Account not yours. Mixed files and identity theft cause Cavalry tradelines to appear on the wrong consumer's report.
Status inaccuracies. Open-collection status on a debt that has already been settled, or balances that don't match payment history.
How to dispute a Cavalry SPV collection in 5 steps
1. Pull all three credit reports. Locate every Cavalry entry on Equifax, Experian, and TransUnion. Note the original creditor Cavalry lists for each tradeline.
2. Document the specific error. Compare against your own records — original creditor statements, prior collector letters, anything that memorializes the correct data. Pinpoint the exact field that's wrong.
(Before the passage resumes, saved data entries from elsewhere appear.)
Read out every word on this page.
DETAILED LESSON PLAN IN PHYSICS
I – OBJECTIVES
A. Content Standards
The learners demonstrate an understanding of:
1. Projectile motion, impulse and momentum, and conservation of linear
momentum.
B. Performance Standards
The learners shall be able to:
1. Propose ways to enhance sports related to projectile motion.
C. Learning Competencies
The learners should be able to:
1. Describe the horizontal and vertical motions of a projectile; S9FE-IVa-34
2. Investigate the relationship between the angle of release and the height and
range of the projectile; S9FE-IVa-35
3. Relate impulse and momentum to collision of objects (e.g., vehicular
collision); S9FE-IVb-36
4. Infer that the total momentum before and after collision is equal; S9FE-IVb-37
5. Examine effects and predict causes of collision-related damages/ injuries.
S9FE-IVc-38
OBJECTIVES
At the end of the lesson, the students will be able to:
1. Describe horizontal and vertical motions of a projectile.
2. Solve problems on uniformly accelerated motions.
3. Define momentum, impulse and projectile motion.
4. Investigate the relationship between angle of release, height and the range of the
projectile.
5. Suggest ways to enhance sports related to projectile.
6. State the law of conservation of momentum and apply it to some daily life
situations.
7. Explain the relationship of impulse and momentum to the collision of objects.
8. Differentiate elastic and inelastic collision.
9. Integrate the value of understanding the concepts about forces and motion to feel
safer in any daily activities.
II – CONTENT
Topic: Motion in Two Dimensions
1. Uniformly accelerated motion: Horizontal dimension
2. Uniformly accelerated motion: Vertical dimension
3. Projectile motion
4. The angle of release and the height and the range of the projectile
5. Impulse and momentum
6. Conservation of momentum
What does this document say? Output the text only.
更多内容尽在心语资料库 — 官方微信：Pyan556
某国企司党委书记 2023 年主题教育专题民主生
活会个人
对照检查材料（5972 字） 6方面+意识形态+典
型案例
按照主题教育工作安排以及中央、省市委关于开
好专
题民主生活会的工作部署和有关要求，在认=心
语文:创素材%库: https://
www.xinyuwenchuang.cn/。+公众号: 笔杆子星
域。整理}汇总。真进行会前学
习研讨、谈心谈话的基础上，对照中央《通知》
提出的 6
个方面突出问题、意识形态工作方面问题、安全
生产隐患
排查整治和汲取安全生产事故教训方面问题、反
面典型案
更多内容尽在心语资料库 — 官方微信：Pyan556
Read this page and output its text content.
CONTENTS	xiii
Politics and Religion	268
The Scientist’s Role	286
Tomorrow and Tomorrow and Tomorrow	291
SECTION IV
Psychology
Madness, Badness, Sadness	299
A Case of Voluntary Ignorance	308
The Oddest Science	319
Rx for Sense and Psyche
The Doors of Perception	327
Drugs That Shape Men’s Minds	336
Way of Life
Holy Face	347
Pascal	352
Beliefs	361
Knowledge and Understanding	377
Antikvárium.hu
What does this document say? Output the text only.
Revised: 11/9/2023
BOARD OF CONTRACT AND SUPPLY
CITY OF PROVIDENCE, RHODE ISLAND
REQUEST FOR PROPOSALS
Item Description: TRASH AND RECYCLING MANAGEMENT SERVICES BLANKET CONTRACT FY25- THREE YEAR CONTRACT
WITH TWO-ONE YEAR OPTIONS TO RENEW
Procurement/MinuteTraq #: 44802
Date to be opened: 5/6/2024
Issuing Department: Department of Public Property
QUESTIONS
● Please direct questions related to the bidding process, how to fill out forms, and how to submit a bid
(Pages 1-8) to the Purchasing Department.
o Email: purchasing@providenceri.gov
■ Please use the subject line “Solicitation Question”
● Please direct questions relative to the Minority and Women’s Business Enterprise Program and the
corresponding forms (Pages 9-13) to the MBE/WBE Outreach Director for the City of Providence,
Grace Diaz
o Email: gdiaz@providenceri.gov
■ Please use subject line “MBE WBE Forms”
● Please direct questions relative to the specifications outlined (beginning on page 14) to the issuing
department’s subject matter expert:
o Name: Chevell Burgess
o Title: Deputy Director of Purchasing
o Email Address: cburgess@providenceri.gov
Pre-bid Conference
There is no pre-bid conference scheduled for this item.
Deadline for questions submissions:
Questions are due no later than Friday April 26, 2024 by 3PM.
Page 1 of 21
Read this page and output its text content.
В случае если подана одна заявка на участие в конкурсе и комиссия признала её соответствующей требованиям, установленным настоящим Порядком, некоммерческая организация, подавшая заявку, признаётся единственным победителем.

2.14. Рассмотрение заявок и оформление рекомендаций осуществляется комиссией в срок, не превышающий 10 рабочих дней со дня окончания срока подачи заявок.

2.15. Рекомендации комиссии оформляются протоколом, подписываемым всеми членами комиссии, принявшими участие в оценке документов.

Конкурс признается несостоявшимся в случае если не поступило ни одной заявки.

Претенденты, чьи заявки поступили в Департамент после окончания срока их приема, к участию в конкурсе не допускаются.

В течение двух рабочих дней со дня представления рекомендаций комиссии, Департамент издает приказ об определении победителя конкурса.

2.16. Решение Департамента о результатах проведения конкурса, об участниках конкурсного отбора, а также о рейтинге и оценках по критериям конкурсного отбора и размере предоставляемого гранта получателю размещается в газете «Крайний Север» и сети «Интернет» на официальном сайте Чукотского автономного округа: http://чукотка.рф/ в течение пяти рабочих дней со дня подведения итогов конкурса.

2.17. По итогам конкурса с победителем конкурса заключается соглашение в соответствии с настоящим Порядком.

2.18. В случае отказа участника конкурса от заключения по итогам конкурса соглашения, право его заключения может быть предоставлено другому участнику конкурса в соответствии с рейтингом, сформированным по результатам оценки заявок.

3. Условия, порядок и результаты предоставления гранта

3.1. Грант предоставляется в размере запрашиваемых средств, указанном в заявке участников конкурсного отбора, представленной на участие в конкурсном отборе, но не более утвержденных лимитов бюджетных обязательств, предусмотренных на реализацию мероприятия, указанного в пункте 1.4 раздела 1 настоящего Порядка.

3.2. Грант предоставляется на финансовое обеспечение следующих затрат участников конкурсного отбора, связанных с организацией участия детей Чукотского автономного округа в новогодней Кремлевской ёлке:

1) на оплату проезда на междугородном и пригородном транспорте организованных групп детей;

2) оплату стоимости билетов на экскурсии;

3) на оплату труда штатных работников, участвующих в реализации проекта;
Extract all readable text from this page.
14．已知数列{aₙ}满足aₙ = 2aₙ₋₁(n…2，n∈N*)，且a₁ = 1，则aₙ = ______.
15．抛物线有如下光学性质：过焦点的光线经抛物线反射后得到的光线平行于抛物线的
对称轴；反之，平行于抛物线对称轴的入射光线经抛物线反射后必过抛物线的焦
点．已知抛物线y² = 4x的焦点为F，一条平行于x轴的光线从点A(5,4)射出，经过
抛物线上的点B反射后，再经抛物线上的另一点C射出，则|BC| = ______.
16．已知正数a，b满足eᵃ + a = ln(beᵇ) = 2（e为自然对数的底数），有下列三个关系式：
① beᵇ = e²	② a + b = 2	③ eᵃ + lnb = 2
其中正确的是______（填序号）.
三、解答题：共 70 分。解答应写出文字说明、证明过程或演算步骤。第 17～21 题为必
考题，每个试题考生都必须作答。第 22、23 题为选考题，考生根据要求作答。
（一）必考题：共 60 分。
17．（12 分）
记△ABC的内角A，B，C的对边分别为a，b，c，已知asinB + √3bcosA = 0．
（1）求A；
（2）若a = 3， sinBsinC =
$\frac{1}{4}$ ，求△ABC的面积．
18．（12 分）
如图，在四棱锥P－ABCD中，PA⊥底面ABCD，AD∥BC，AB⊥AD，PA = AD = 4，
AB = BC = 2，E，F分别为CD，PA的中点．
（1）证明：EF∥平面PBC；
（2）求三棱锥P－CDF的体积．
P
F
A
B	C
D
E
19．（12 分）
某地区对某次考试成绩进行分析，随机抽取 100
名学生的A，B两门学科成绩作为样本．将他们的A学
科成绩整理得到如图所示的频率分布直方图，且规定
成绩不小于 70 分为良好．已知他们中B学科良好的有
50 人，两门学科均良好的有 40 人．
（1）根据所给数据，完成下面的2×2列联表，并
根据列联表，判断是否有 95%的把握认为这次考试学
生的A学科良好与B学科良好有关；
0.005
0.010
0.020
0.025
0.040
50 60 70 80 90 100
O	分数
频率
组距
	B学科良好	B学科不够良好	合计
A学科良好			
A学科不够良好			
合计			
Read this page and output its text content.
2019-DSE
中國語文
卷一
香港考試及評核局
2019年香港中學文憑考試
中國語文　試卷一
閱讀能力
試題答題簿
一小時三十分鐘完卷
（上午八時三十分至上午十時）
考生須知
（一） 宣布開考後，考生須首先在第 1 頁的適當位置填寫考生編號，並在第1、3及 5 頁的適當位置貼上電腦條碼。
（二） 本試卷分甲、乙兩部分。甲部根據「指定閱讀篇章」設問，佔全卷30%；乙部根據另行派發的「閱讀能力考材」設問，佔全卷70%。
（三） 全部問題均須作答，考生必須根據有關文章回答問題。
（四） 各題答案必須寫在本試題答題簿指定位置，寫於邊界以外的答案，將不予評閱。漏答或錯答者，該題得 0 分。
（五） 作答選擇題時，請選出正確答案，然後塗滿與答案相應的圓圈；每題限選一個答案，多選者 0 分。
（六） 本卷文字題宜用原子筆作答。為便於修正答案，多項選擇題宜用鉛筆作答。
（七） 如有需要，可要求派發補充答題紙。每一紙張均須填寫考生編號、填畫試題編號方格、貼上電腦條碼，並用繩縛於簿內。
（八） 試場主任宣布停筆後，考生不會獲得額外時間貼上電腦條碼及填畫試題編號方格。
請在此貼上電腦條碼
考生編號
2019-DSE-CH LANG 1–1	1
3. Send a debt validation letter under FDCPA § 809. If Cavalry is actively contacting you, you have 30 days from first contact to demand validation. Even outside that window, a written request forces Cavalry to produce documentation. See our debt validation letter guide.
4. File bureau disputes under FCRA § 611. Every bureau showing the item gets its own dispute. The bureau has 30 days to investigate and respond.
5. Send a direct dispute to Cavalry under FCRA § 623. Cavalry has its own investigation obligation as the furnisher, separate from the bureau process.
What to include in your dispute letter
- Full name, current address, date of birth, last four of SSN
- Cavalry account number (last four digits)
- Original creditor as Cavalry lists it
- A specific description of the error and the correct information
- Your requested remedy: correction or deletion
- Copies of any supporting documents
Send direct disputes and validation letters to:
Cavalry Portfolio Services, LLC 500 Summit Lake Drive, Suite 400 Valhalla, NY 10595
Use certified mail with return receipt. Keep copies of everything — letter, receipt, and green card.
If the bureau verifies the Cavalry tradeline
A "verified as accurate" response from the bureau typically means Cavalry's automated e-OSCAR system matched the bureau's data — not that a person reviewed actual records. Your response is a second-round dispute requesting the method of verification under FCRA § 611(a)(7).
Ask for: the person at Cavalry who performed the verification, the documents reviewed, the fields verified, and the procedure used. A vague "verified" response is not compliant with § 611(a)(7) and is useful leverage.
Escalating to the CFPB
If two rounds of disputes don't resolve the issue, file a CFPB complaint. Cavalry responds to CFPB complaints within the federal response window. Attach your dispute history, bureau responses, and validation documents.
Your FDCPA rights when Cavalry is actively collecting
If Cavalry Portfolio Services is calling, mailing, or texting you, your FDCPA rights include:
- Debt validation upon written request within 30 days of first contact
- No contact at work if your employer prohibits it and you've notified them
- No threats of lawsuit or action Cavalry doesn't intend to take
- Honoring written cease-and-desist requests
- No misrepresentation of the amount, legal status, or character of the debt
FDCPA § 813 provides statutory damages for violations.
When to get help
If two rounds of disputes and a CFPB complaint haven't resolved the inaccuracy, a consumer protection attorney can take the case on contingency. FCRA and FDCPA claims against debt buyers are routinely handled this way. Bring your dispute history, bureau responses, and credit reports showing the disputed tradeline.
Pull the reports. Find every Cavalry entry. Identify the specific error. Send validation and bureau disputes in parallel. Work the process.